乌尔夫摆腰抬腿,将它踹开,怪物后背砸在树干上,靠一层皮黏着才没掉的脑袋在这次撞击下彻底断开,头颅沿着倾斜的地面骨碌碌滚远,碰到低矮的灌木丛才停下。
我发现怪物们没有趁机对我出手,一招一式都是冲着乌尔夫去的,我猜是因为这个幻境是根据乌尔夫的记忆生成的,怪物对他的初始仇恨值很高。
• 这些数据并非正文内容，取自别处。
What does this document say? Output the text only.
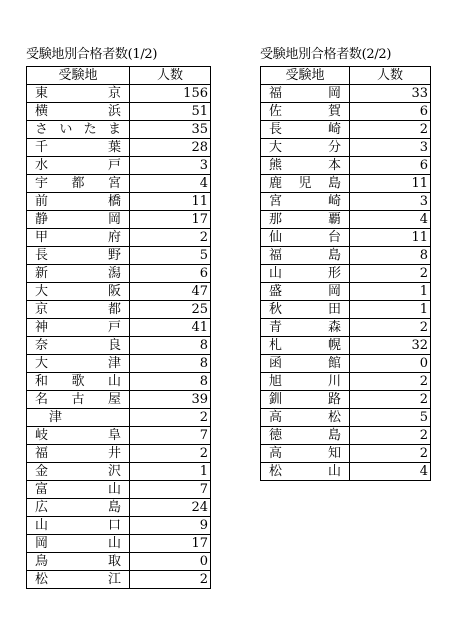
受験地別合格者数(1/2)
受験地	人数
東　京	156
横　浜	51
さいたま	35
千　葉	28
水　戸	3
宇都宮	4
前　橋	11
静　岡	17
甲　府	2
長　野	5
新　潟	6
大　阪	47
京　都	25
神　戸	41
奈　良	8
大　津	8
和歌山	8
名古屋	39
津	2
岐　阜	7
福　井	2
金　沢	1
富　山	7
広　島	24
山　口	9
岡　山	17
鳥　取	0
松　江	2
受験地別合格者数(2/2)
受験地	人数
福　岡	33
佐　賀	6
長　崎	2
大　分	3
熊　本	6
鹿児島	11
宮　崎	3
那　覇	4
仙　台	11
福　島	8
山　形	2
盛　岡	1
秋　田	1
青　森	2
札　幌	32
函　館	0
旭　川	2
釧　路	2
高　松	5
徳　島	2
高　知	2
松　山	4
乌尔夫也意识到这一点,原本他的走动范围是在我身前三米内,现在正把怪物群往我右侧前方领。
我没有动,躲起来还不如待在乌尔夫看得到的地方,他视力好,机动性强,我觉得他能在我失去抵抗能力前给予支援。
怪物没有复活能力,也不是无穷无尽,乌尔夫手持双刃配合战斗,砍个头跟切西瓜一样轻松。
解决完拦路的,乌尔夫只把黑色匕首归鞘,白色匕首仍握在手中,他快步返回我身边,抱起我接着赶路。
战斗很消耗体力,他呼吸比之前要急促许多,贴身布料下,胸膛起伏明显。
“我自己走吧。”
乌尔夫撇我一眼,没同意,嫌弃效率低,“你是要我走一会儿,再停一会儿等你跟上吗?”
我没话讲了。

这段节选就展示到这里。